In all of my eight years of incarceration the world has changed and I am sure that after seventeen more years the world will not even remember my name.  Yet inside prison will remain the same.  It’s as though time is suspended and only the characters change.  Each incident is similar to the one in the past.  The script was long ago written by men who have done time before me.  Prison is a sordid script played by sadist whose acts are not for the faint of hearts; acts that end in cruelty, suffering, and mayhem.

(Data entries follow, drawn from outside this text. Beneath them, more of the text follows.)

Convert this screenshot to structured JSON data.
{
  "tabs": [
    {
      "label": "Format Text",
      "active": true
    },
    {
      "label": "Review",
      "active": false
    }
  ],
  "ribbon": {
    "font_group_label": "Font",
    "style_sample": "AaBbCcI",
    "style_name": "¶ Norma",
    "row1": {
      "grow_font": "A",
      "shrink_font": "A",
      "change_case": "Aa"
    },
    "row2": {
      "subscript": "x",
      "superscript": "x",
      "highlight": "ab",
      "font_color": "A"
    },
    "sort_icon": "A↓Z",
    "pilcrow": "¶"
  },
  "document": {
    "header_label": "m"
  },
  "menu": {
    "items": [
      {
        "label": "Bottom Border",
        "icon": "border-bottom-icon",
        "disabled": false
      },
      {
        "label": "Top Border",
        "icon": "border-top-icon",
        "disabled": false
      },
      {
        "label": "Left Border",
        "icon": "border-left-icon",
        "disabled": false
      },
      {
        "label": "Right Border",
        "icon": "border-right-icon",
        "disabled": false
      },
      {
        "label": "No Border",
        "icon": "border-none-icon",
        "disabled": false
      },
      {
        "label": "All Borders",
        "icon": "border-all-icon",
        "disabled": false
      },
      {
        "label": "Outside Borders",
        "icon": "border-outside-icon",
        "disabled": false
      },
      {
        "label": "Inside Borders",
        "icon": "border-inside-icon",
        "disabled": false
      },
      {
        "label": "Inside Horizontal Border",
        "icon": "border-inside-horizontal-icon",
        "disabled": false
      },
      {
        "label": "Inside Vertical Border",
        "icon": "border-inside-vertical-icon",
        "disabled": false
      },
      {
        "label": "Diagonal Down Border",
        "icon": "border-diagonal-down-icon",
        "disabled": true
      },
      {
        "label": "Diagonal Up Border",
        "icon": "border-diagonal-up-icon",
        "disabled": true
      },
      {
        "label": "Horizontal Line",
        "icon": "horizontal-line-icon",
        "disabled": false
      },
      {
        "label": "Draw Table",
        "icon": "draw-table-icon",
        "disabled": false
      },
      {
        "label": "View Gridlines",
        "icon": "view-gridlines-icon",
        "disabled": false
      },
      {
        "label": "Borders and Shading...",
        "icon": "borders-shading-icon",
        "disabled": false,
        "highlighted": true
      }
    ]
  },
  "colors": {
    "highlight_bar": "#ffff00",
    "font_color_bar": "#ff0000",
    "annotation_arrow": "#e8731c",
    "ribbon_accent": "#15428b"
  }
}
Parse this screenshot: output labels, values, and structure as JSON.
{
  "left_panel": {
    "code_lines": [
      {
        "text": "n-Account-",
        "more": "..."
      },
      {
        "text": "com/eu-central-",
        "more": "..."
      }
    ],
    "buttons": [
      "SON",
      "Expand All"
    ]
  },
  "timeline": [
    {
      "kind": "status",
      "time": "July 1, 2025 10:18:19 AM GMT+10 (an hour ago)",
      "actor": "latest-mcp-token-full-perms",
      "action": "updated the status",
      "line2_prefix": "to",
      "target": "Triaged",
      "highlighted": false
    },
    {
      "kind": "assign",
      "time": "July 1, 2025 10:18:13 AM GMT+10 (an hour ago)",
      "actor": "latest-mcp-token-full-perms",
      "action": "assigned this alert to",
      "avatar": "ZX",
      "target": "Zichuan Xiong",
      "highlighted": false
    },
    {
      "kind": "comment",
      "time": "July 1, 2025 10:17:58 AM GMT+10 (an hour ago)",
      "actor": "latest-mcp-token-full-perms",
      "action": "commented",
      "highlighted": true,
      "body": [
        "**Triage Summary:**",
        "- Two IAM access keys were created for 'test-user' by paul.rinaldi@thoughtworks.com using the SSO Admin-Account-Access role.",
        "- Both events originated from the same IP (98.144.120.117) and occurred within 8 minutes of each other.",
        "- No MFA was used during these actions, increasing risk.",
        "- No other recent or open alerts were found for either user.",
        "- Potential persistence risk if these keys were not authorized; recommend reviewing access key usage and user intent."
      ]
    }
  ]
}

Most men in prison hold onto a glimmer of what life can mean.  We usually view life through contact with our families and loved ones.  This stops most of us from falling into becoming institutionalized, in which society becomes a distant memory.  Our reality hinges on who we are in prison and how well we live by the convict codes.  Contact with people in the outside world can become our savior or it can be a deprogrammer.  You live and breath [sic] your current surroundings.  It becomes the norm and eventually you succumb.  You resign yourself to the madness!

Rehabilitation is not being confined to a prison cell.  It is not a setting that encourages positive change.  The root of true rehabilitation is the yearning to change in ones [sic] life.  It can not be forced apon [sic] a man.  If a man seriously desires change and fights the odds of falling into the abyss, he can develop tools while in prison to rebuild his life.  He can make it right where he once when wrong.